Soros cited compliance with the new Dodd-Frank regulations as the reason behind the move. Dodd-Frank requires hedge funds to register with the SEC and reveal information about customers and assets. By converting to a family office, they escape these requirements and are able to maintain their privacy.

“An unfortunate consequence of these new circumstances is that we will no longer be able to manage assets for anyone other than a family client as defined under the regulations,” wrote Soros’ two sons, in a letter to investors.

Soros launched his hedge fund in 1969 with just $4 million of his own savings and money from investors. In those days, hedge funds catered to high net worth individuals and families and no one even tracked the number of funds or their performance.

Soros is well known for his famous $10 billion bet that the Bank of England would devalue to pound, a bet which earned him $1 billion in profits. A well-known “macro” investors who bets on broad economic trends, Soros has been involved in many other notable runs on sovereign currencies.

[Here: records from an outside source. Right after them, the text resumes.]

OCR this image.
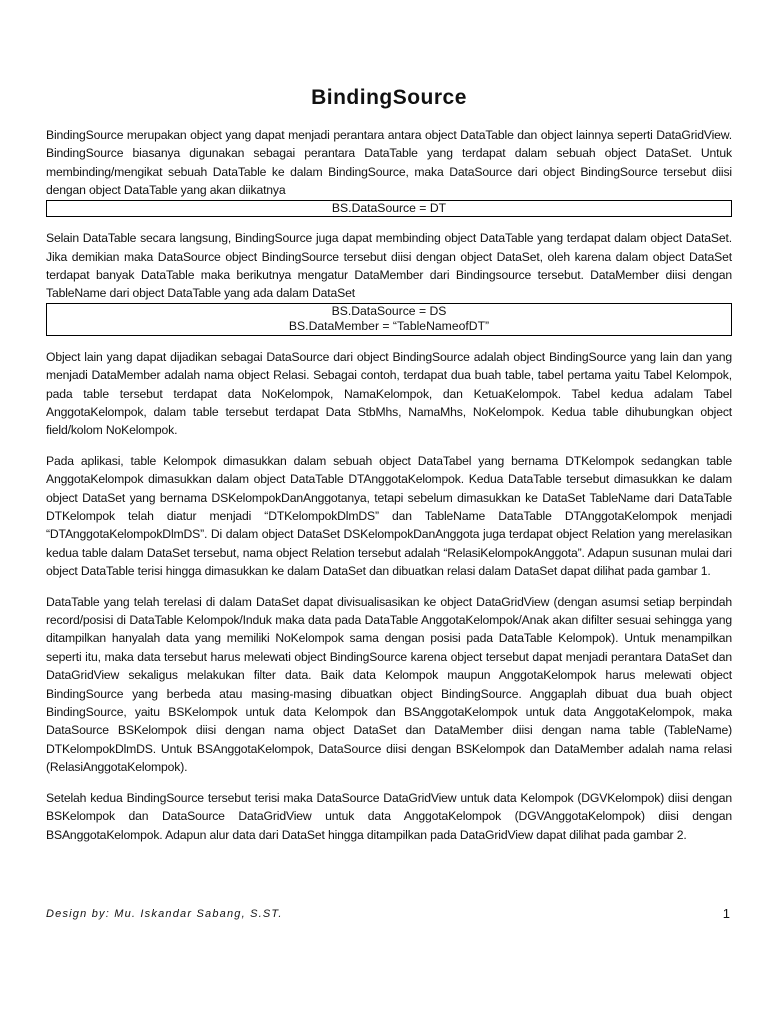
BindingSource

BindingSource merupakan object yang dapat menjadi perantara antara object DataTable dan object lainnya seperti DataGridView. BindingSource biasanya digunakan sebagai perantara DataTable yang terdapat dalam sebuah object DataSet. Untuk membinding/mengikat sebuah DataTable ke dalam BindingSource, maka DataSource dari object BindingSource tersebut diisi dengan object DataTable yang akan diikatnya

BS.DataSource = DT

Selain DataTable secara langsung, BindingSource juga dapat membinding object DataTable yang terdapat dalam object DataSet. Jika demikian maka DataSource object BindingSource tersebut diisi dengan object DataSet, oleh karena dalam object DataSet terdapat banyak DataTable maka berikutnya mengatur DataMember dari Bindingsource tersebut. DataMember diisi dengan TableName dari object DataTable yang ada dalam DataSet

BS.DataSource = DS
BS.DataMember = “TableNameofDT”

Object lain yang dapat dijadikan sebagai DataSource dari object BindingSource adalah object BindingSource yang lain dan yang menjadi DataMember adalah nama object Relasi. Sebagai contoh, terdapat dua buah table, tabel pertama yaitu Tabel Kelompok, pada table tersebut terdapat data NoKelompok, NamaKelompok, dan KetuaKelompok. Tabel kedua adalam Tabel AnggotaKelompok, dalam table tersebut terdapat Data StbMhs, NamaMhs, NoKelompok. Kedua table dihubungkan object field/kolom NoKelompok.

Pada aplikasi, table Kelompok dimasukkan dalam sebuah object DataTabel yang bernama DTKelompok sedangkan table AnggotaKelompok dimasukkan dalam object DataTable DTAnggotaKelompok. Kedua DataTable tersebut dimasukkan ke dalam object DataSet yang bernama DSKelompokDanAnggotanya, tetapi sebelum dimasukkan ke DataSet TableName dari DataTable DTKelompok telah diatur menjadi “DTKelompokDlmDS” dan TableName DataTable DTAnggotaKelompok menjadi “DTAnggotaKelompokDlmDS”. Di dalam object DataSet DSKelompokDanAnggota juga terdapat object Relation yang merelasikan kedua table dalam DataSet tersebut, nama object Relation tersebut adalah “RelasiKelompokAnggota”. Adapun susunan mulai dari object DataTable terisi hingga dimasukkan ke dalam DataSet dan dibuatkan relasi dalam DataSet dapat dilihat pada gambar 1.

DataTable yang telah terelasi di dalam DataSet dapat divisualisasikan ke object DataGridView (dengan asumsi setiap berpindah record/posisi di DataTable Kelompok/Induk maka data pada DataTable AnggotaKelompok/Anak akan difilter sesuai sehingga yang ditampilkan hanyalah data yang memiliki NoKelompok sama dengan posisi pada DataTable Kelompok). Untuk menampilkan seperti itu, maka data tersebut harus melewati object BindingSource karena object tersebut dapat menjadi perantara DataSet dan DataGridView sekaligus melakukan filter data. Baik data Kelompok maupun AnggotaKelompok harus melewati object BindingSource yang berbeda atau masing-masing dibuatkan object BindingSource. Anggaplah dibuat dua buah object BindingSource, yaitu BSKelompok untuk data Kelompok dan BSAnggotaKelompok untuk data AnggotaKelompok, maka DataSource BSKelompok diisi dengan nama object DataSet dan DataMember diisi dengan nama table (TableName) DTKelompokDlmDS. Untuk BSAnggotaKelompok, DataSource diisi dengan BSKelompok dan DataMember adalah nama relasi (RelasiAnggotaKelompok).

Setelah kedua BindingSource tersebut terisi maka DataSource DataGridView untuk data Kelompok (DGVKelompok) diisi dengan BSKelompok dan DataSource DataGridView untuk data AnggotaKelompok (DGVAnggotaKelompok) diisi dengan BSAnggotaKelompok. Adapun alur data dari DataSet hingga ditampilkan pada DataGridView dapat dilihat pada gambar 2.

Design by: Mu. Iskandar Sabang, S.ST.	1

In 1998, for example, Soros published an essay in the Financial Times advising the Russian government to devalue the ruble. Investors saw that as a sign Soros was shorting the currency, and bet on its decline. The ruble plunged and Russia defaulted on its debt. However, Soros had been buying Russian stocks and bonds, not shorting them, and lost more than $1 billion in that episode.

Nevertheless, hedge funds prospered from 2000 on, as money poured in from pension funds, sovereign wealth funds, endowments and institutions. The financial crisis of 2008 finally put the brakes on hedge fund expansion, wiping more than a quarter of the industry’s estimated $1.9 trillion in assets off the map. That, plus the Madoff scandal, triggered a wave of government regulations and increased investor scrutiny, which is now forcing hedge fund managers to divulge far more information about their practices than before. So the question remains, will more high-profile and successful hedge fund managers follow Soros’ path and go private, too?